Minnesota’s former 3rd District Congressman Jim Ramstad announced today that he will NOT jump into the governor’s race.
Presumably, his decision will come as a relief to both his fellow Republicans and DFLers. Ramstad, after all, was a moderate Republican who proved in his one-sided congressional district races that he had the ability to draw support from Republicans, DFLers and independents.
In a statement today, Ramstad did not say why he will not get into the race.
“I’m humbled by the tremendous outpouring of support from people across party lines but I have decided not to become a candidate,’’ Ramstad said. “Although I do plan to continue in public service, it won’t be as governor. I hope whoever is elected governor will bring people together and work in a bipartisan way to address the serious problems facing the state.”
The toughest task Ramstad would have faced in pursuing the governor’s office, may have come from within in his party. Had he chosen to run, he likely would have had a difficult time receiving the endorsement of Republican activists, who are far more conservative.
Ramstad becomes the second highly regarded Republican to step back from getting into the race this month.
Earlier, state Rep.
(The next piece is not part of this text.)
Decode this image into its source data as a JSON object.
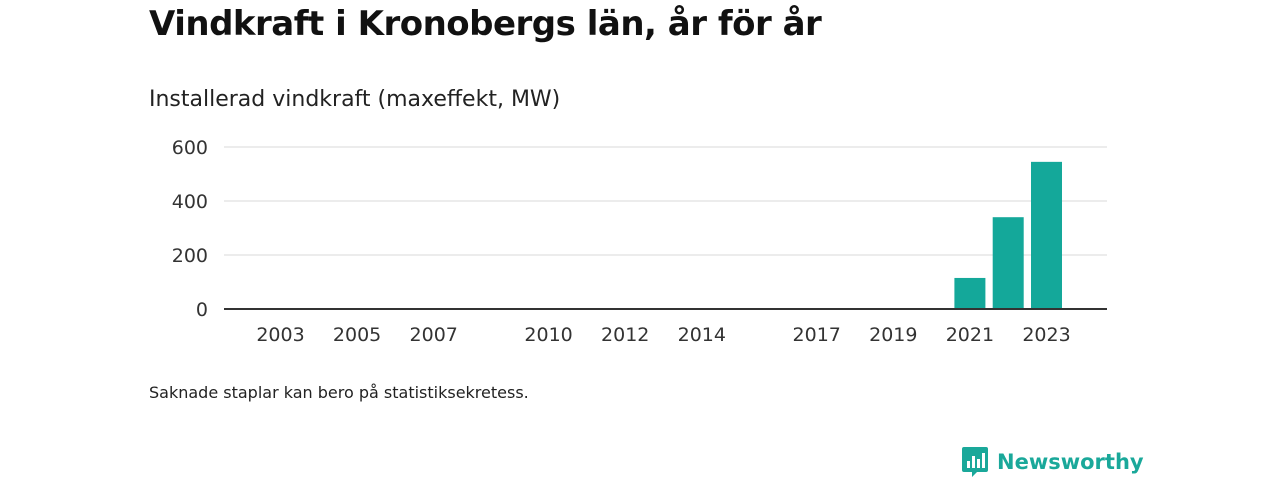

Laura Brod, of New Prague, announced that she had at least temporarily ended her exploration of running.
The big question that remains for now is whether former Sen. Norm Coleman, who tends toward the shrinking moderate portion of the party, will get into the race. Most observers say that Coleman need not rush his decision. Like Ramstad, he might have trouble winning party endorsement. He also now has been beaten twice in statewide races.
In these early stages, at least, the move so far bodes well for Rep. Marty Seifert, the 36-year-old former minority leader of the House.